Donc pourquoi vouloir des raidissements claniques et communautaires ou genrés ? Pourquoi classer par prétendue couleur de peau (je ne suis pas blanc, comme les Africains ne sont pas noirs et les Asiatiques pas jaunes) ou aspect physique ou profession ? Pour l’illusion d’un repli dogmatique rassurant de groupe qui évite de choisir individuellement ?

Cela risque d’être balayé au rythme de nos bouleversements sociaux et environnementaux. Seule une philosophie de la relativité (et pas du relativisme) permet la conjonction évolutive des attachements : Homo Relativus. Songeons par exemple que --parce qu'il y a un retour fort des croyances-- toutes les religions sont des constructions humaines qui ont une naissance et une histoire et des évolutions.

Alors, de même que la démarche scientifique suppose l’aspect expérimental et critique dans le mouvement, la diversité d’attitudes et de modes de vie (la culturodiversité) est à défendre dans un choix rétro-futuro : ce qu’on veut conserver ou rétablir et là où on veut innover. Ce choix rétro-futuro devient essentiel pour préserver les façons de s’organiser et de s’exprimer dans une solidarité collective vitale, ici et partout.
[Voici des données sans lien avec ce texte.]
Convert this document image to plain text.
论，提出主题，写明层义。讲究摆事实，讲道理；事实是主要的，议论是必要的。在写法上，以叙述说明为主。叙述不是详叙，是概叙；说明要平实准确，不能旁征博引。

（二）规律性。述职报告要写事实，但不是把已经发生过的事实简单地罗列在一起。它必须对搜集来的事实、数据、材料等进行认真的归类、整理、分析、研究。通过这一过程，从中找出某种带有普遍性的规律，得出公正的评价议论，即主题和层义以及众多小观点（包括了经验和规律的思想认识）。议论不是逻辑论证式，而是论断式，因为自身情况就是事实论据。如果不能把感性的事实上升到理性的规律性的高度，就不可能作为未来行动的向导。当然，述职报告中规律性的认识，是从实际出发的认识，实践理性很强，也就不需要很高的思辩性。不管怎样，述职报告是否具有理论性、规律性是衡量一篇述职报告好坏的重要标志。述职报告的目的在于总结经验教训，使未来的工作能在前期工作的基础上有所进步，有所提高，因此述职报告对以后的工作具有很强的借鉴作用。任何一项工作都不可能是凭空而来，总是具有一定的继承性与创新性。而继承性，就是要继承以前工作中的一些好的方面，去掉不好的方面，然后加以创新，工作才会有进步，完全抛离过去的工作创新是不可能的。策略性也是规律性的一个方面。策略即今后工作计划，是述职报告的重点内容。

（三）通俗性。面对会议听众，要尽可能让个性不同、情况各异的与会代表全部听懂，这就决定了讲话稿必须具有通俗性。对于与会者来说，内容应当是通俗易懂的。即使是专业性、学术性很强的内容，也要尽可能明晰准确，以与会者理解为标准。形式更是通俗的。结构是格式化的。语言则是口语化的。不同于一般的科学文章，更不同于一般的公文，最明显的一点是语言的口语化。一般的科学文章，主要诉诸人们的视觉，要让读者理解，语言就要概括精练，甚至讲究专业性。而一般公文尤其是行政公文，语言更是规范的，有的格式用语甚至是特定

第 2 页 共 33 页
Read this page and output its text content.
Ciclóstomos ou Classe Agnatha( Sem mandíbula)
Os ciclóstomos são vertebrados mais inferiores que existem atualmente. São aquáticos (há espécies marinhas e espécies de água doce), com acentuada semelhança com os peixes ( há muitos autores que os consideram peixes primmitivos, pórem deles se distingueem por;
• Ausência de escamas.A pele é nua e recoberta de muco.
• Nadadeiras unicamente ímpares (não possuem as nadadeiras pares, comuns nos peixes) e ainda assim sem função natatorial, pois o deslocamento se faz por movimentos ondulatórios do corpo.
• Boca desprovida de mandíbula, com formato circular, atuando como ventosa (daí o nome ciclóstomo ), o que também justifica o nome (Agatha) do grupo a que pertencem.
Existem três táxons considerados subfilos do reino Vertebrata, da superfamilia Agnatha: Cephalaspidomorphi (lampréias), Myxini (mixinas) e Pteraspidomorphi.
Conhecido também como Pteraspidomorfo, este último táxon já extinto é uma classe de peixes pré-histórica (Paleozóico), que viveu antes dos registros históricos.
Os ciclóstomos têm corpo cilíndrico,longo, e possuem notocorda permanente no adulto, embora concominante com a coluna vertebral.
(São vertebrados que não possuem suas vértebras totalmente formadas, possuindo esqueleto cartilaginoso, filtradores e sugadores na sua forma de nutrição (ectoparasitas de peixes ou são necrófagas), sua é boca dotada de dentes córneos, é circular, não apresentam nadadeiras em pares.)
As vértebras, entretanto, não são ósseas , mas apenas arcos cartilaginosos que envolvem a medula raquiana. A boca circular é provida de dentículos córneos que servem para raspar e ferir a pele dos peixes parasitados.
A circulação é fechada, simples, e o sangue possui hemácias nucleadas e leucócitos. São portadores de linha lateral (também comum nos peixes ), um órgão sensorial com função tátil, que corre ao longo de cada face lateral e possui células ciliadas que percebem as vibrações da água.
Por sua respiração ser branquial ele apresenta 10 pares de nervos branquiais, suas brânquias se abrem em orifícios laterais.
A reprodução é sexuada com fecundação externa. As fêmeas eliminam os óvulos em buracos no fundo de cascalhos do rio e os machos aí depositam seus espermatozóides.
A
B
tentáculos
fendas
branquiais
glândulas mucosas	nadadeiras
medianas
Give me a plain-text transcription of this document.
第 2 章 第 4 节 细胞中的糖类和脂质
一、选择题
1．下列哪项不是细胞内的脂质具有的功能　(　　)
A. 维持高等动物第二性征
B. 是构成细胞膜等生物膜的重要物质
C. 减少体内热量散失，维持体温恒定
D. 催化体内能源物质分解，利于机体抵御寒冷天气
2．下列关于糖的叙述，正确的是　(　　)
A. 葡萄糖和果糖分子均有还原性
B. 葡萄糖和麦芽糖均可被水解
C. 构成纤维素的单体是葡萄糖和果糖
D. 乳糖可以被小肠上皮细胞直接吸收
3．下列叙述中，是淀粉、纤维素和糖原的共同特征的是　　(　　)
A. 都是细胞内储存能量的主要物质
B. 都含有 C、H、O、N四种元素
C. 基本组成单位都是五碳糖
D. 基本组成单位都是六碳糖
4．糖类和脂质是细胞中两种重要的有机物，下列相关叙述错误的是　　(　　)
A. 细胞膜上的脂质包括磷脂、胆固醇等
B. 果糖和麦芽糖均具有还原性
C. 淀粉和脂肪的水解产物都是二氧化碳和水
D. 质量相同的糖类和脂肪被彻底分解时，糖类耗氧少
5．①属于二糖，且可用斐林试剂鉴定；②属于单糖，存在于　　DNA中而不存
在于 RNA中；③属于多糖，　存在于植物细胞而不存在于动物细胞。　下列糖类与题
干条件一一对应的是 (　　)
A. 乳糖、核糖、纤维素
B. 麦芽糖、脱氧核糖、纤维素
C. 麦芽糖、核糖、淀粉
Les grands défis du technicisme et du commerce au nom du « progrès » (notion à interroger en tous points) relèvent de ce choix nécessaire : tester, accepter, refuser, rechercher autre chose, opter pour des « régrès » (selon l’expression d’Elisée Reclus) dans des solutions locales et globales.

Je suis un singulier-pluriel qui change et agit avec une pensée nécessairement généraliste-spécialiste. Bref, ne me définissez pas. Et vivons face aux défis d’ici et d’ailleurs.

Pour une pensée locale-globale terriste

Pour conclure, il est temps de modifier le regard des humains sur leurs comportements et leurs organisations. Vivons à la bonne échelle, celle du directement visible et de l’indirectement visible. Notre seul intérêt est le parti de l’environnement dans lequel nous vivons sur cette planète unique (notre « natrie »). Un exemple, j'écrivais dans le journal Le Monde du 14 mai 2023 : " Il serait temps de rassembler les initiatives en créant un Groupement international d’études des pollutions (GIEP), qui devrait s’inspirer de la structure collaborative mise en place avec succès par le Groupe d’experts intergouvernemental sur l’évolution du climat (GIEC)." L'idée chemine (sans me citer d'ailleurs, comme toujours à notre époque de piratage généralisé).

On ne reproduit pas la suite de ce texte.